If we start to get caught up in the wishes and hopes and stories and expectations of others, it only ever leads down one route. And it’s not the route we need to take for ourselves. It’s not the route that leads to a fulfilled and happy artist.
For example, if the main reason you paint is because your mother was a very renowned and highly regarded painter, and your family expect you to follow her footsteps – or rather her brushstrokes – then this probably isn’t the best motivation to paint yourself.
Especially if you don’t particularly enjoy painting anyway, let alone painting with the constant burden of expectation hanging over you to be just like your mother.
We need to shun the shoulds, and embrace the because.
We need to take a close look at the motivations why we’re creating what we’re creating. If it contains the words “should” – especially a sentence like “my parents/teachers/children/friends/peers said I should” – then listen to those alarm bells sounding.
Worse than creating in a way that someone else says you should, is to create what you think someone else thinks you should.
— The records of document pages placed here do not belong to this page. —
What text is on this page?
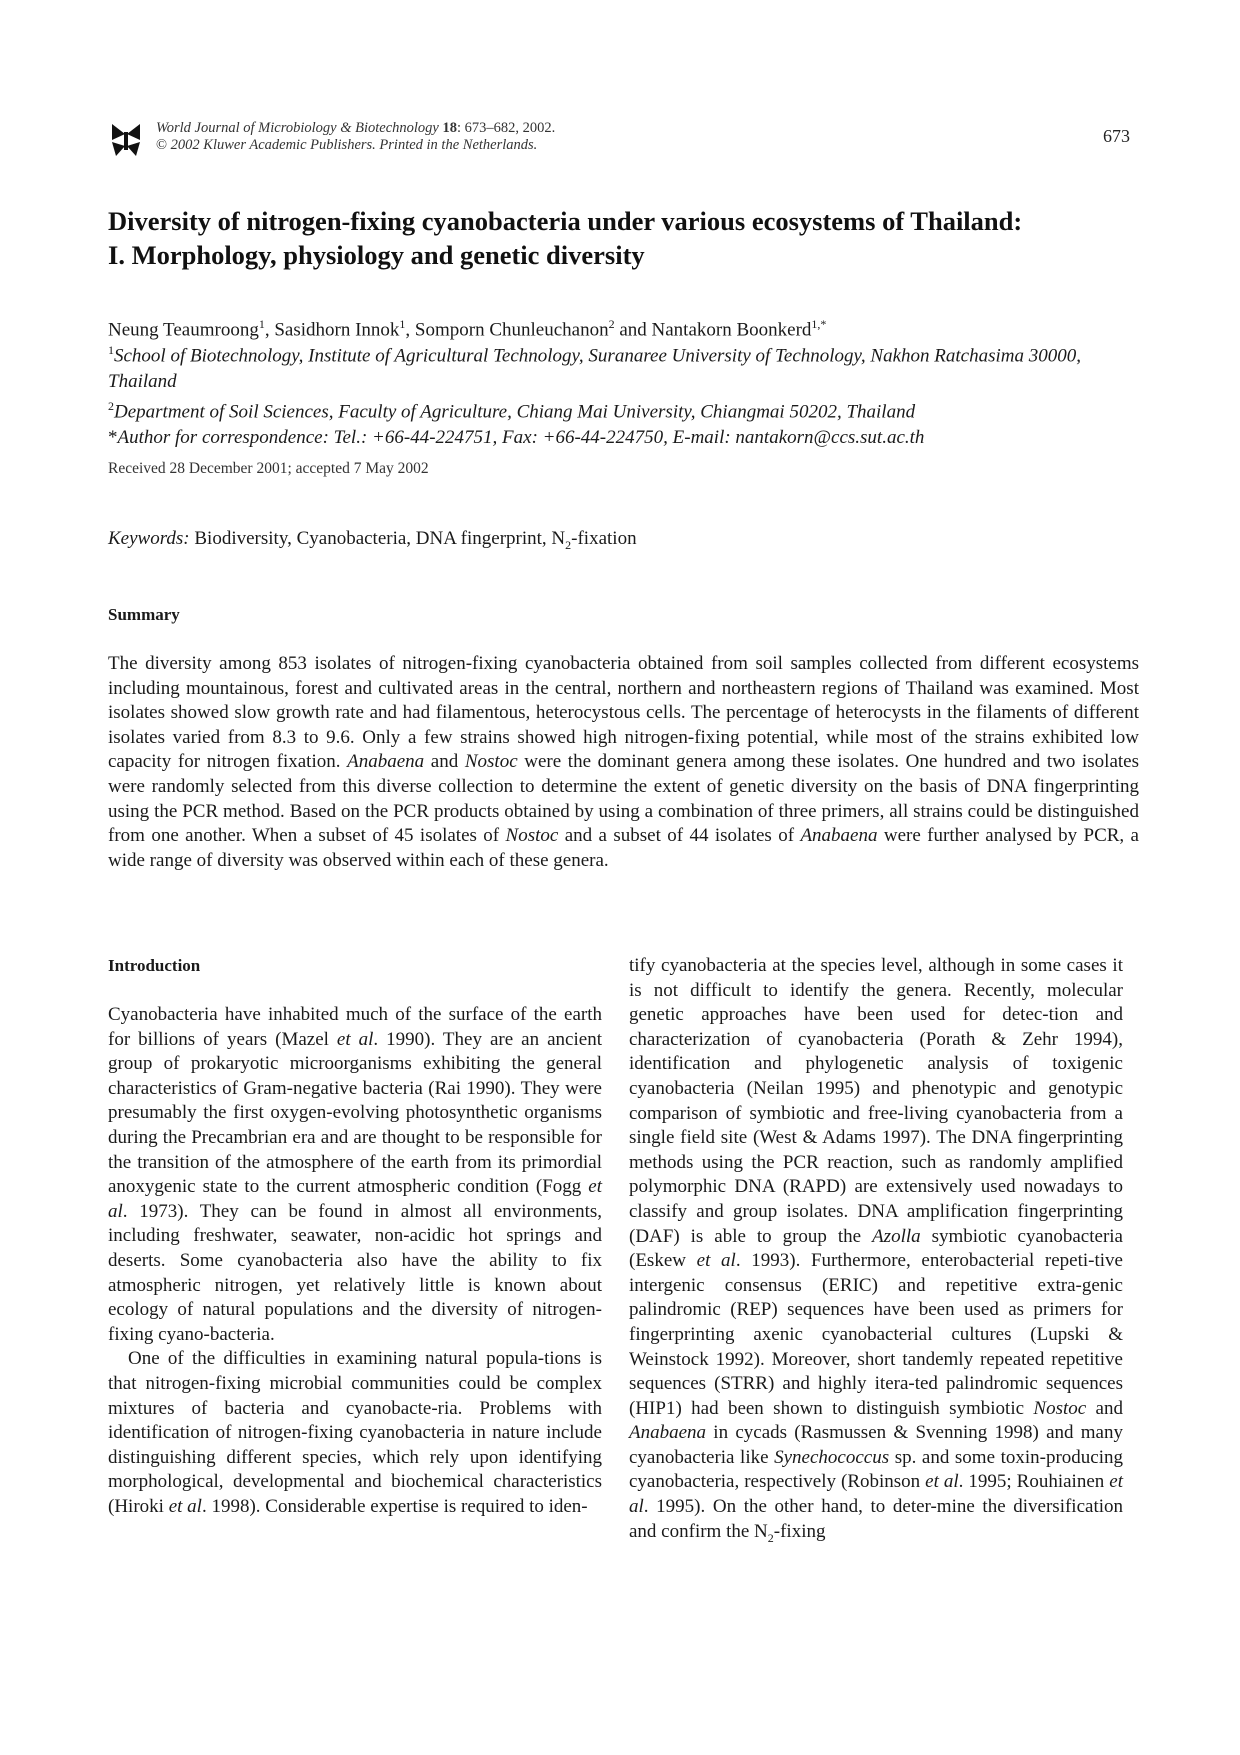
World Journal of Microbiology & Biotechnology 18: 673–682, 2002.
© 2002 Kluwer Academic Publishers. Printed in the Netherlands.	673
Diversity of nitrogen-fixing cyanobacteria under various ecosystems of Thailand:
I. Morphology, physiology and genetic diversity
Neung Teaumroong$^1$, Sasidhorn Innok$^1$, Somporn Chunleuchanon$^2$ and Nantakorn Boonkerd$^{1,*}$

$^1$School of Biotechnology, Institute of Agricultural Technology, Suranaree University of Technology, Nakhon Ratchasima 30000, Thailand

$^2$Department of Soil Sciences, Faculty of Agriculture, Chiang Mai University, Chiangmai 50202, Thailand

*Author for correspondence: Tel.: +66-44-224751, Fax: +66-44-224750, E-mail: nantakorn@ccs.sut.ac.th

Received 28 December 2001; accepted 7 May 2002
Keywords: Biodiversity, Cyanobacteria, DNA fingerprint, $N_2$-fixation
Summary

The diversity among 853 isolates of nitrogen-fixing cyanobacteria obtained from soil samples collected from different ecosystems including mountainous, forest and cultivated areas in the central, northern and northeastern regions of Thailand was examined. Most isolates showed slow growth rate and had filamentous, heterocystous cells. The percentage of heterocysts in the filaments of different isolates varied from 8.3 to 9.6. Only a few strains showed high nitrogen-fixing potential, while most of the strains exhibited low capacity for nitrogen fixation. Anabaena and Nostoc were the dominant genera among these isolates. One hundred and two isolates were randomly selected from this diverse collection to determine the extent of genetic diversity on the basis of DNA fingerprinting using the PCR method. Based on the PCR products obtained by using a combination of three primers, all strains could be distinguished from one another. When a subset of 45 isolates of Nostoc and a subset of 44 isolates of Anabaena were further analysed by PCR, a wide range of diversity was observed within each of these genera.

Introduction

Cyanobacteria have inhabited much of the surface of the earth for billions of years (Mazel et al. 1990). They are an ancient group of prokaryotic microorganisms exhibiting the general characteristics of Gram-negative bacteria (Rai 1990). They were presumably the first oxygen-evolving photosynthetic organisms during the Precambrian era and are thought to be responsible for the transition of the atmosphere of the earth from its primordial anoxygenic state to the current atmospheric condition (Fogg et al. 1973). They can be found in almost all environments, including freshwater, seawater, non-acidic hot springs and deserts. Some cyanobacteria also have the ability to fix atmospheric nitrogen, yet relatively little is known about ecology of natural populations and the diversity of nitrogen-fixing cyano-bacteria.

One of the difficulties in examining natural popula-tions is that nitrogen-fixing microbial communities could be complex mixtures of bacteria and cyanobacte-ria. Problems with identification of nitrogen-fixing cyanobacteria in nature include distinguishing different species, which rely upon identifying morphological, developmental and biochemical characteristics (Hiroki et al. 1998). Considerable expertise is required to iden-

tify cyanobacteria at the species level, although in some cases it is not difficult to identify the genera. Recently, molecular genetic approaches have been used for detec-tion and characterization of cyanobacteria (Porath & Zehr 1994), identification and phylogenetic analysis of toxigenic cyanobacteria (Neilan 1995) and phenotypic and genotypic comparison of symbiotic and free-living cyanobacteria from a single field site (West & Adams 1997). The DNA fingerprinting methods using the PCR reaction, such as randomly amplified polymorphic DNA (RAPD) are extensively used nowadays to classify and group isolates. DNA amplification fingerprinting (DAF) is able to group the Azolla symbiotic cyanobacteria (Eskew et al. 1993). Furthermore, enterobacterial repeti-tive intergenic consensus (ERIC) and repetitive extra-genic palindromic (REP) sequences have been used as primers for fingerprinting axenic cyanobacterial cultures (Lupski & Weinstock 1992). Moreover, short tandemly repeated repetitive sequences (STRR) and highly itera-ted palindromic sequences (HIP1) had been shown to distinguish symbiotic Nostoc and Anabaena in cycads (Rasmussen & Svenning 1998) and many cyanobacteria like Synechococcus sp. and some toxin-producing cyanobacteria, respectively (Robinson et al. 1995; Rouhiainen et al. 1995). On the other hand, to deter-mine the diversification and confirm the $N_2$-fixing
Adding this extra layer – this additional step removed – adds even more confusion and takes you further from your true creative needs.
What if, for years you’ve been creating the type of art, in the type of style that you thought your college art teacher wanted, only to find years later it wasn’t what they wanted for you at all? What a waste!
To avoid creating what we only assume others want us to create, is simple. Just follow your own instinct, your own happiness in creating.
Follow your “heart work”.
If you enjoy creating in a certain medium but not another, it’s a pretty good measure of which one to spend more time on.
Yes, sometimes your work will stretch and be challenging, all part of your continued evolution as an artist. But there has to be the enjoyment there, or why create at all?
Take a moment to think about the creative projects you’ve been working on in the last year or so.
How many of them are your “heart work”? Projects that your heart has drawn you to and is fully engaged and invested in? Projects you create just because you know you need to, not because someone else says you should do.
These are the keepers and the ones that are a good sign of where you future work lies.
How many are “duty work”? Projects that you only did because you felt an obligation to, based on your estimation of someone else’s expectations?
These are the ones to be wary of, the ones that can never fufil you anywhere near as much as your heart work.
And if your not creating your heart work, is it worth creating any work at all?